We have undertaken a temperature-dependent, investigation of the thermodynamics, structure, morphology and magnetism of two MnAl nanocomposite alloys (Mn60Al40 and Mn55Al45). Differential scanning calorimetry (DSC) studies allowed the determination of the exo-effects occurring in the structural phase transformation of MnAl, while by using temperature-dependent X-ray diffraction of synchrotron radiation we were able to monitor the phase transformation effects and the evolution with temperature of various structural phases occurring in the samples. We have shown that slight changes in stoichiometry (5 at.%) give rise to different phase structure in the as-cast state. While in Mn60Al40 only hcp ε phase can be found, in Mn55Al45 as-cast alloy, there is a quite complex phase structure with a mixture of γ2 (Al8Mn5) and ε as well as ferromagnetic MnAl τ-phase. Activation energies of about 165 kJ/mol and 290 kJ/mol have been calculated from the Ozawa-Flynn-Wall analysis of DSC experimental data. These findings are in good agreement with the results obtained from XRD. For the Mn55Al45 as-cast alloy, we have confirmed by temperature-dependent synchrotron XRD that the hcp ε phase decomposes through the migration of interphase interfaces with the transformation rate controlled by boundary diffusion processes.
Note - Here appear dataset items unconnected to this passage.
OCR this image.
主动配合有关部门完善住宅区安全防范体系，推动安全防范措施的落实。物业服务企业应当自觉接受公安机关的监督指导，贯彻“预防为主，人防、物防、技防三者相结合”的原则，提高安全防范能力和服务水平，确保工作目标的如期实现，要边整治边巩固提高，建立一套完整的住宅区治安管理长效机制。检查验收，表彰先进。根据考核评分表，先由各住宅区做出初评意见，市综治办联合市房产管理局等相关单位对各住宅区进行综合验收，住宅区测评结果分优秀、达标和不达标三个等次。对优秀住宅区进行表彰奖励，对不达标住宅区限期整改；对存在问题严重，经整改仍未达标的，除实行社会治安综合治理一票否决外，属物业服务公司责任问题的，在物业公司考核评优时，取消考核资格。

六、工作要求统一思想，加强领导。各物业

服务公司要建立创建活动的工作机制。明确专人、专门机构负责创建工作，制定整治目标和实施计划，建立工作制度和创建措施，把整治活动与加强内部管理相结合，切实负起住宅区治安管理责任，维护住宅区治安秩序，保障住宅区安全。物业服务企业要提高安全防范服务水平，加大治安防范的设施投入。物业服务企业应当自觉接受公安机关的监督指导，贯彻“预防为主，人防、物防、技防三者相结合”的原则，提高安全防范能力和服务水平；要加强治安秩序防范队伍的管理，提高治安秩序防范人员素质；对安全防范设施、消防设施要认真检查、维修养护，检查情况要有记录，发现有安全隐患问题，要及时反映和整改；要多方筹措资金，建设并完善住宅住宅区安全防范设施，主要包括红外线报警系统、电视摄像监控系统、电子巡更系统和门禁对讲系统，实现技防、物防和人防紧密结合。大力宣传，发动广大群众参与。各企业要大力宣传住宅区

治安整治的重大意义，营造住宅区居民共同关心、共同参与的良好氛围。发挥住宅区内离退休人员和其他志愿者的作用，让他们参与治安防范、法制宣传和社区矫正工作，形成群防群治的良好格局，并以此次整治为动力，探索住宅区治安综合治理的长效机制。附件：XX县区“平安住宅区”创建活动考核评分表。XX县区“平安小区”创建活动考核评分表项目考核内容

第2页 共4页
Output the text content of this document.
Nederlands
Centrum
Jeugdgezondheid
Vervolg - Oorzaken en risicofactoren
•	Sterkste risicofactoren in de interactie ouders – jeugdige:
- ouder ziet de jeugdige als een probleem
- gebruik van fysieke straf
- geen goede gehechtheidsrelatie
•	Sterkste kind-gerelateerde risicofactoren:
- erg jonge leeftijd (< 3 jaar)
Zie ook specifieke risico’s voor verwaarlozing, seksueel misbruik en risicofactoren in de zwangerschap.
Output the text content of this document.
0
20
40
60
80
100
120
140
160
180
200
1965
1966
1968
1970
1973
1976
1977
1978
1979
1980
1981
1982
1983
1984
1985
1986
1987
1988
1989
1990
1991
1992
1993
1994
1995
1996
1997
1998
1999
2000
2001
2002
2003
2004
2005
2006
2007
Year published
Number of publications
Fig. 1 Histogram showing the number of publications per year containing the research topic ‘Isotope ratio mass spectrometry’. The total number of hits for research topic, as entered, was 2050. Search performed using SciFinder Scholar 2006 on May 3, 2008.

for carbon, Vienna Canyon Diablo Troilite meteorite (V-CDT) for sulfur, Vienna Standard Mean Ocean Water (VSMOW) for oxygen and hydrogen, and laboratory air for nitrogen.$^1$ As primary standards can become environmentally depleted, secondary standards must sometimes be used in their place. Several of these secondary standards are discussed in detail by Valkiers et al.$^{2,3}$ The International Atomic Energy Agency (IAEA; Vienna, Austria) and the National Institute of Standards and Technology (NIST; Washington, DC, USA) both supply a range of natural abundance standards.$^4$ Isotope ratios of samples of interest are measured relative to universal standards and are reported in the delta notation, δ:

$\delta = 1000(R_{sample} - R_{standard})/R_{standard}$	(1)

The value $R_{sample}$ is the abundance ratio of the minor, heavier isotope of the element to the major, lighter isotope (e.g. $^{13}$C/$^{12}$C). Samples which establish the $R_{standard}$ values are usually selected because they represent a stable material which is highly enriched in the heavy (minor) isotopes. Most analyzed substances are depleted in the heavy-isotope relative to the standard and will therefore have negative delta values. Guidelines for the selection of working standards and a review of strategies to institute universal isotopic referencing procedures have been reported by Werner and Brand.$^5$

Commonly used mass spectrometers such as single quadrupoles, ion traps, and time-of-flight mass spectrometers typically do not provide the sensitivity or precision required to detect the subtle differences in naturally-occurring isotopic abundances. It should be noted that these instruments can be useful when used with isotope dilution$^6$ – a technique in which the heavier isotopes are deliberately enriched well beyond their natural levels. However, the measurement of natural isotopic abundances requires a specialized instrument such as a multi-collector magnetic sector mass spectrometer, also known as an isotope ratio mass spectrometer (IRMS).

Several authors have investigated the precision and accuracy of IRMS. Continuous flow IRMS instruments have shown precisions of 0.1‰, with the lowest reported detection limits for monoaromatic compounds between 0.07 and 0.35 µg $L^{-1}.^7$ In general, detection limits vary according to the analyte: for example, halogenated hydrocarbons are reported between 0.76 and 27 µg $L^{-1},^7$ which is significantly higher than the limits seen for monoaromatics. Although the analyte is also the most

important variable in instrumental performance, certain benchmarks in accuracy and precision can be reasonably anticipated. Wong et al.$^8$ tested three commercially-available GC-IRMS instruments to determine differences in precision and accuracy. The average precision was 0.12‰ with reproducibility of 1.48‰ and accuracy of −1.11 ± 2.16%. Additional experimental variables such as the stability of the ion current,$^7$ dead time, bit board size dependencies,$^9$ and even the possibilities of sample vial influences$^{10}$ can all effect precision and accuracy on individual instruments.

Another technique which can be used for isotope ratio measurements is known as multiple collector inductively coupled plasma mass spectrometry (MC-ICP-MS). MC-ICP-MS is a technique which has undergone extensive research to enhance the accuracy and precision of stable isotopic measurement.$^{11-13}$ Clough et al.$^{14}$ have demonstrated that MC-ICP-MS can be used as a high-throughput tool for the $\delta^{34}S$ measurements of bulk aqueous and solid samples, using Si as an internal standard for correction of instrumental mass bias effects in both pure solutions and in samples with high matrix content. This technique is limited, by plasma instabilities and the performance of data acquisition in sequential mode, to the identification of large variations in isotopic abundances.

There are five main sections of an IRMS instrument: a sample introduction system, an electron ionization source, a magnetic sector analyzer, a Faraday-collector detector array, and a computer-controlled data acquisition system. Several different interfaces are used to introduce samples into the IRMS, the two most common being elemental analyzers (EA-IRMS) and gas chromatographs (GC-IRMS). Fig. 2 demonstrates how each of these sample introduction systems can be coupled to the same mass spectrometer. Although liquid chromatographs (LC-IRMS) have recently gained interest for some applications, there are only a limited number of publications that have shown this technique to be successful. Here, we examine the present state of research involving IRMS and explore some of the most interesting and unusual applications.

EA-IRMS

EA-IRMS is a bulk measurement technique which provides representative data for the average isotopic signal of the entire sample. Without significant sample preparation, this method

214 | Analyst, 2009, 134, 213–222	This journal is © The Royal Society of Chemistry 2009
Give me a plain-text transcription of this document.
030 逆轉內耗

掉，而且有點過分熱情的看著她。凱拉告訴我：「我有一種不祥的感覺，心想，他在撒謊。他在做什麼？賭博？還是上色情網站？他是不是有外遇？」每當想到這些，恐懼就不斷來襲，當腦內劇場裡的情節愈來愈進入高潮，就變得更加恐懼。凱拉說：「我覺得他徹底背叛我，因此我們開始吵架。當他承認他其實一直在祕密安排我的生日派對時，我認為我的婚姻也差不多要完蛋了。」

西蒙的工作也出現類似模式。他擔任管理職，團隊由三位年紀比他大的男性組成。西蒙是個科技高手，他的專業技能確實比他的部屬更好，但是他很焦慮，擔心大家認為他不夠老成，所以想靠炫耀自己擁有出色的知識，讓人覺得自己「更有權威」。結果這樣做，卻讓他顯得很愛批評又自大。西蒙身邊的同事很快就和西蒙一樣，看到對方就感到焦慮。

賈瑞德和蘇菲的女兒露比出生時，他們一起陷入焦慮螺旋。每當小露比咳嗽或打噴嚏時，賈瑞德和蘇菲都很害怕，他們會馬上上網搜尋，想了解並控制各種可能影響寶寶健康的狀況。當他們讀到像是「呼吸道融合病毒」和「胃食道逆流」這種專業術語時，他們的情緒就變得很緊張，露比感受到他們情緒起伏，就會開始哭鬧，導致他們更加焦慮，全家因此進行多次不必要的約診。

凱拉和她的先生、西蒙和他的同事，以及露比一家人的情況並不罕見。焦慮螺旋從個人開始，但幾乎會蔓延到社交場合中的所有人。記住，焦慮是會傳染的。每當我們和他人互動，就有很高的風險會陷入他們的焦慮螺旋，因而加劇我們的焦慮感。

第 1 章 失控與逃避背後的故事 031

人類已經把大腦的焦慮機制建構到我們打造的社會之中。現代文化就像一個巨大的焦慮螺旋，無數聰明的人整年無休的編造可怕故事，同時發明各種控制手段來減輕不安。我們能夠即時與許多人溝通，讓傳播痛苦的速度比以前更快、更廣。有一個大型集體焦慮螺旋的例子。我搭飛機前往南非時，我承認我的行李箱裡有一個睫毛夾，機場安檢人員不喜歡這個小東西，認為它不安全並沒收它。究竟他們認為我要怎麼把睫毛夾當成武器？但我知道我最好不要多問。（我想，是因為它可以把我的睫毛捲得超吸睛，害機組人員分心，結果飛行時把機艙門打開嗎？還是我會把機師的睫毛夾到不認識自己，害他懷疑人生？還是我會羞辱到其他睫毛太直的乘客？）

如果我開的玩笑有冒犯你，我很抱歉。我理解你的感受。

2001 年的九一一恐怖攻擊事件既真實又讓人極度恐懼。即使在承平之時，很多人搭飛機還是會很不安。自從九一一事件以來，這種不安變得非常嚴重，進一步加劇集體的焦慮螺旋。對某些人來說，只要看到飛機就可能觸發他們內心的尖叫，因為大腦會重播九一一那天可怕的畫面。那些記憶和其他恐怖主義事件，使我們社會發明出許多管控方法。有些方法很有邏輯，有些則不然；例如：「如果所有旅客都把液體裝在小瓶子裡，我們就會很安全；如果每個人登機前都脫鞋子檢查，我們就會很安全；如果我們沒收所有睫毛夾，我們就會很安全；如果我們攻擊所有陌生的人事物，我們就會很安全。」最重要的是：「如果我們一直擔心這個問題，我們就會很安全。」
High-resolution transmission electron microscopy have confirmed the phase structure obtained by XRD, while magnetic properties, obtained for the as-cast alloys are consistent with the multiphase character of the samples and in good agreement with previously reported results. The magnetization does not saturate for the maximum applied field of about 4 × 106 A/m and a marked coercivity of about 160 kA/m is obtained for the Mn55Al45 as-cast alloy.